Edwige Chirouter et Jean Charles Pettier en ont été membres jusqu’à la fin de l’année 2024 :
- Edwige Chirouter, Maître de conférences à l’Université de Nantes. Elle assure la direction pour l’Unesco de la chaire « pratique de la philosophie avec les enfants »,
- Jean-Charles Pettier, professeur émérite certifié de philosophie à l’IUFM de l’académie de Créteil-UPEC Paris 12. Docteur en sciences de l’éducation et docteur en philosophie. Il est l’un des spécialistes français des pratiques à visée philosophique avec les enfants.
Le contexte
Les enfants sont issus de l’école élémentaire de La Couronne, commune limitrophe de la ville d’Angoulême dans le département de la Charente.

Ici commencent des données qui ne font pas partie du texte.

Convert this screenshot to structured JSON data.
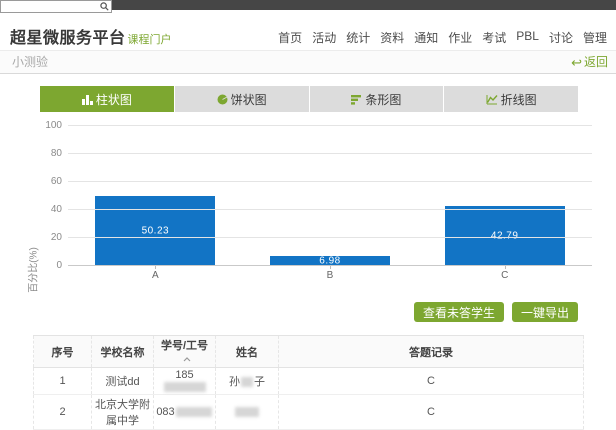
{
  "topbar": {
    "search_value": "",
    "search_icon": "magnifier-icon"
  },
  "header": {
    "brand": "超星微服务平台",
    "brand_sub": "课程门户",
    "nav": [
      "首页",
      "活动",
      "统计",
      "资料",
      "通知",
      "作业",
      "考试",
      "PBL",
      "讨论",
      "管理"
    ]
  },
  "toolbar": {
    "title": "小测验",
    "back_label": "返回",
    "back_icon": "back-arrow-icon"
  },
  "tabs": [
    {
      "id": "bar",
      "label": "柱状图",
      "icon": "bar-chart-icon",
      "active": true
    },
    {
      "id": "pie",
      "label": "饼状图",
      "icon": "pie-chart-icon",
      "active": false
    },
    {
      "id": "hbar",
      "label": "条形图",
      "icon": "hbar-chart-icon",
      "active": false
    },
    {
      "id": "line",
      "label": "折线图",
      "icon": "line-chart-icon",
      "active": false
    }
  ],
  "chart_data": {
    "type": "bar",
    "categories": [
      "A",
      "B",
      "C"
    ],
    "values": [
      50.23,
      6.98,
      42.79
    ],
    "value_labels": [
      "50.23",
      "6.98",
      "42.79"
    ],
    "title": "",
    "xlabel": "",
    "ylabel": "百分比(%)",
    "ylim": [
      0,
      100
    ],
    "yticks": [
      0,
      20,
      40,
      60,
      80,
      100
    ],
    "grid": true,
    "legend": false,
    "bar_color": "#1274c5"
  },
  "actions": {
    "view_unanswered_label": "查看未答学生",
    "export_label": "一键导出"
  },
  "table": {
    "headers": [
      "序号",
      "学校名称",
      "学号/工号",
      "姓名",
      "答题记录"
    ],
    "sorted_column": "学号/工号",
    "sort_direction": "asc",
    "rows": [
      {
        "no": "1",
        "school": "测试dd",
        "id_visible": "185",
        "id_mask_len": 6,
        "name_pre": "孙",
        "name_mask_len": 1,
        "name_post": "子",
        "record": "C"
      },
      {
        "no": "2",
        "school": "北京大学附属中学",
        "id_visible": "083",
        "id_mask_len": 5,
        "name_pre": "",
        "name_mask_len": 3,
        "name_post": "",
        "record": "C"
      }
    ]
  },
  "colors": {
    "accent_green": "#7da730",
    "bar_blue": "#1274c5",
    "topbar_dark": "#464646"
  }
}
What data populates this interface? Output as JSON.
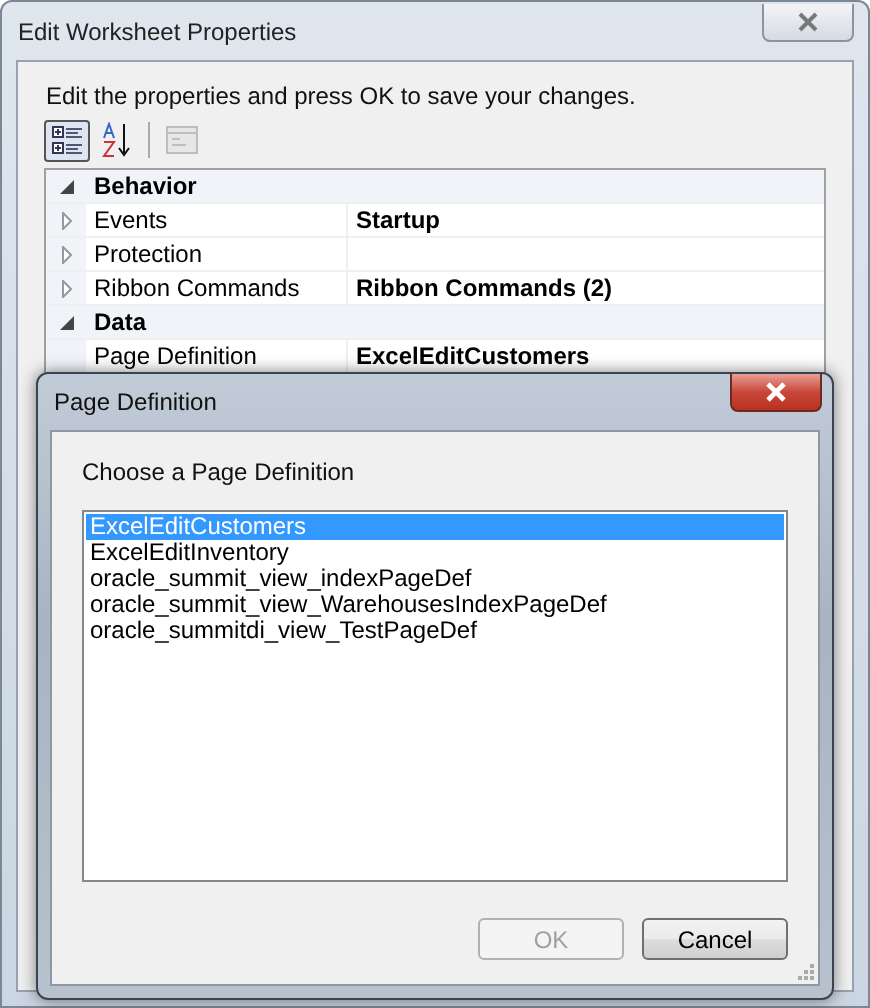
{
  "window": {
    "title": "Edit Worksheet Properties"
  },
  "instruction": "Edit the properties and press OK to save your changes.",
  "toolbar": [
    {
      "kind": "categorized",
      "selected": true,
      "disabled": false
    },
    {
      "kind": "alphabetical",
      "selected": false,
      "disabled": false
    },
    {
      "kind": "property-pages",
      "selected": false,
      "disabled": true
    }
  ],
  "property_grid": [
    {
      "label": "Behavior",
      "expanded": true,
      "properties": [
        {
          "name": "Events",
          "value": "Startup",
          "expandable": true
        },
        {
          "name": "Protection",
          "expandable": true
        },
        {
          "name": "Ribbon Commands",
          "value": "Ribbon Commands (2)",
          "expandable": true
        }
      ]
    },
    {
      "label": "Data",
      "expanded": true,
      "properties": [
        {
          "name": "Page Definition",
          "value": "ExcelEditCustomers",
          "expandable": false
        }
      ]
    }
  ],
  "dialog": {
    "title": "Page Definition",
    "prompt": "Choose a Page Definition",
    "items": [
      {
        "label": "ExcelEditCustomers",
        "selected": true
      },
      {
        "label": "ExcelEditInventory",
        "selected": false
      },
      {
        "label": "oracle_summit_view_indexPageDef",
        "selected": false
      },
      {
        "label": "oracle_summit_view_WarehousesIndexPageDef",
        "selected": false
      },
      {
        "label": "oracle_summitdi_view_TestPageDef",
        "selected": false
      }
    ],
    "buttons": [
      {
        "label": "OK",
        "disabled": true
      },
      {
        "label": "Cancel",
        "disabled": false
      }
    ]
  }
}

Le cycle a concerné une quinzaine d’enfants âgés de 9/11 ans, issus de la même classe de CM1/CM2.
Les enfants n’ont pas choisi cette activité. Aucun d’entre eux n’avait d’expérience concernant la pratique de la discussion à visée philosophique.
Le cycle de discussion dont la conduite a été confiée aux Francas de Charente, s’est déroulé d’avril à juin 2024, sur le temps de pause méridienne, dans le cadre des Temps d’Activité Périscolaire (TAP).
Les séances ont eu lieu le lundi, après le déjeuner, pour une durée de 45mn environ.
Les Francas de Charente sont déjà intervenus à plusieurs reprises sur ce territoire, d’où le lien étroit développé avec les différentes personnalités locales interviewées dans le film.
Loreleï Hardy, animatrice du cycle de discussion, est une animatrice expérimentée dans cette pratique, membre du réseau national Graines de philo, par ailleurs formatrice d’animateurs et d’animatrices de discussions à visée philosophique.
Le déroulement du cycle
Un espace dédié et aménagé a été mis à la disposition de l’animatrice par le Centre social « Le Colibri » situé à proximité de l’école.
Patricia Langoutte, animatrice du réseau national Graines de philo a assisté à chacune des séances filmées afin de faciliter la sélection des séquences constitutives du film final, en concertation avec Loreleï Hardy, Hervé Prévost (directeur national de programme) et l’équipe du tournage.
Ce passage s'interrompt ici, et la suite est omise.